Chocolate-maker Richard Donnelly wants to change the way people eat chocolate. He's not some diet nanny warning us that Valrhona will make our teeth fall out, turn us into diabetics or increase our girth to the point where we can no longer wedge ourselves into an airline seat. It's not that he wants us to eat less chocolate. He wants us to eat better chocolate.
That's because, for the most part, the mass-produced, colorfully wrapped logs of synthochoc pumped out of the mass-candy factories are to real chocolate what house plonk is to vintage Bordeaux or a Hong Kong knockoff is to a Savile Row suit. One is pedestrian, the other sublime. And while most people are happy gnawing on a Mars bar or choking down a Charleston Chew, real chocophiles like Donnelly believe that life is too short to eat cheap chocolate.
"The products made by commercial companies have to last a long time, and they also need to be inexpensive.
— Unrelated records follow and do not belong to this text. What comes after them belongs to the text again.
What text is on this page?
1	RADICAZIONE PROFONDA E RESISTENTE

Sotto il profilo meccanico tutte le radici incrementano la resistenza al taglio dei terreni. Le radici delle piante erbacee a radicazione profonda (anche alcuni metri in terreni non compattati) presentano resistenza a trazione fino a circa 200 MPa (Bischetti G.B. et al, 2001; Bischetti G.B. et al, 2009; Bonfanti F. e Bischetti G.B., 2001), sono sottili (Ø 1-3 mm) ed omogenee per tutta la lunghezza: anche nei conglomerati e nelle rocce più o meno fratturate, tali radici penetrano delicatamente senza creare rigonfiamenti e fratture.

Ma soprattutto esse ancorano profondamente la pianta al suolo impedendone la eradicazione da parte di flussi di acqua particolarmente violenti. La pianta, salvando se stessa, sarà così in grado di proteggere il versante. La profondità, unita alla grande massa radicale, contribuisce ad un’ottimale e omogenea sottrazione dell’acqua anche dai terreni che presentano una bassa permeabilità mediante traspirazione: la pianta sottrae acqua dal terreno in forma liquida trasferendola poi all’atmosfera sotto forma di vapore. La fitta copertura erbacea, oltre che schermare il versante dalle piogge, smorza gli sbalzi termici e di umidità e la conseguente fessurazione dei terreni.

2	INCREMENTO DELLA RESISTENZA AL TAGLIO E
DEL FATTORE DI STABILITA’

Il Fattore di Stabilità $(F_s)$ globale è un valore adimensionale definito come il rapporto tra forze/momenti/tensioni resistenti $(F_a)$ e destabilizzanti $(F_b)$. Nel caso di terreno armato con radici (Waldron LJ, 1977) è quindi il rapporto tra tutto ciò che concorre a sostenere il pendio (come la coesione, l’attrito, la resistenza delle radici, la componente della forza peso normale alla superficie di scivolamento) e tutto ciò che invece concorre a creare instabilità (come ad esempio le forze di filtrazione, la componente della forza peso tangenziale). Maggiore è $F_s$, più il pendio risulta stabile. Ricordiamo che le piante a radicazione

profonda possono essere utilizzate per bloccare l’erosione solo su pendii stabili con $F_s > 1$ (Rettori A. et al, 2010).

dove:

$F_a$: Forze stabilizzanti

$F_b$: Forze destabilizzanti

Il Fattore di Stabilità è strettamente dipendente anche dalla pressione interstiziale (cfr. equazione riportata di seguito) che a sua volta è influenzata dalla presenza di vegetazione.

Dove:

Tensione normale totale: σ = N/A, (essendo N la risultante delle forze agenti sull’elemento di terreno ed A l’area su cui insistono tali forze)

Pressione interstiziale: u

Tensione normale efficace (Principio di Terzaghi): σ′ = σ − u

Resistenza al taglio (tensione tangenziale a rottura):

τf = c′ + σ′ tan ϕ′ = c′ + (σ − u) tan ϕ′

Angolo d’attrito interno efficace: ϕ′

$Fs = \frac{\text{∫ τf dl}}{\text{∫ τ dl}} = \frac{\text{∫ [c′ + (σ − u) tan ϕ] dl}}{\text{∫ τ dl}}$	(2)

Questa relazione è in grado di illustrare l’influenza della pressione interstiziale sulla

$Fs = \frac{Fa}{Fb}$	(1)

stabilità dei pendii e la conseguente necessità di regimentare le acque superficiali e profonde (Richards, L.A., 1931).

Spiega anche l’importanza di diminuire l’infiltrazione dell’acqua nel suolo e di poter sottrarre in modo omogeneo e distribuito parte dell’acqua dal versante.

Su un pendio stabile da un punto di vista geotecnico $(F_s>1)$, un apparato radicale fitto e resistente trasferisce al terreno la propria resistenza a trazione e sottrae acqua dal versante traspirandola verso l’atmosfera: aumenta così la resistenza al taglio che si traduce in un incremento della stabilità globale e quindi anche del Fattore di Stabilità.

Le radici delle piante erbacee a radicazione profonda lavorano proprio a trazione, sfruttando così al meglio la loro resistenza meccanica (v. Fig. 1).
That means inexpensive ingredients. It's a completely different goal than we have, which is to make chocolates taste great."
Donnelly, like a growing number of chocolatiers, makes handmade gourmet chocolate for sale in small amounts to a well-heeled crowd. At $75 per pound, Donnelly's chocolate is not for hikers looking for an energy boost or for kids to find in their bags on Halloween. These are bonbons for adults; to be savored at the end of a long day, to help sooth the pain of a romantic breakup and even to act, in some cases, as an aphrodisiac.
For years, the world appeared satiated by products from the behemoths, such as privately held Mars and Hershey. For the most part, it was because that's all people — unless they lived in certain areas of Paris or Switzerland — could find. But the $15.3 billion U.S. chocolate industry is undergoing a noticeable shift away from mass products to more expensive premium brands. According to Packaged Facts, a market research publisher in Rockville, Md., the market for premium chocolate has seen 20 percent annual growth since 2001. This is opposed to the overall chocolate market, which has seen only a 3.9 percent rise. In 2005, sales of premium chocolate was $1.2 billion and is projected to hit $1.7 billion by 2009.
In order to maintain their share of the market and to appeal to more-affluent consumers, the chocolate giants are busy rolling out their own premium brands and making acquisitions. Hershey, the number-one selling chocolate in the nation, recently acquired two medium-sized Bay-area gourmet chocolate companies, Scharffen Berger and Joseph Schmidt, for between $46.6 million and $61.1 million, in August of last year. The two companies' combined sales are estimated at $25 million. In 2005, Hershey, which is based in Hershey, Pa., did more than $4.8 billion in sales.
Most of the growth is in dark chocolate. Hershey reports that dark-chocolate sales have grown by 11.2 percent in the last four years. As a result, the company is concentrating almost half of its business on dark-chocolate production by expanding already popular products, such as Hershey's Special Dark, the best-selling dark-chocolate bar in the U.S., and by making limited-edition flavors of products like Hershey's kisses in dark chocolate.
Why is dark chocolate so popular? Not only does it taste good, but, like all chocolate, it contains substances called phenylethylamine and seratonin, both of which are the mood elevators found naturally in the human brain. Moreover, according to Arthur Agatston, a Miami-based cardiologist and author of "The South Beach Diet," dark chocolate is also healthier, because it has a higher percentage of cocoa than milk chocolate does.
Agatston says cocoa contains flavanols, which may help maintain a healthy cardiovascular system by relaxing blood vessels and keeping cholesterol from building up in them — thus reducing the risk of blood clots — and by slowing down the immune responses that lead to clogged arteries. It is also an antioxidant. “Flavanols seem to have an aspirin-like affect, helping improve vascular endothelial function and moderate inflammation,” says Agatston.
But, of course, most people don't buy chocolate because of its flavanols or its antioxidants. They buy it because it tastes good. And while true chocolate lovers are happy to have chocolate in just about any shape or form, the market is clearly growing at the top end.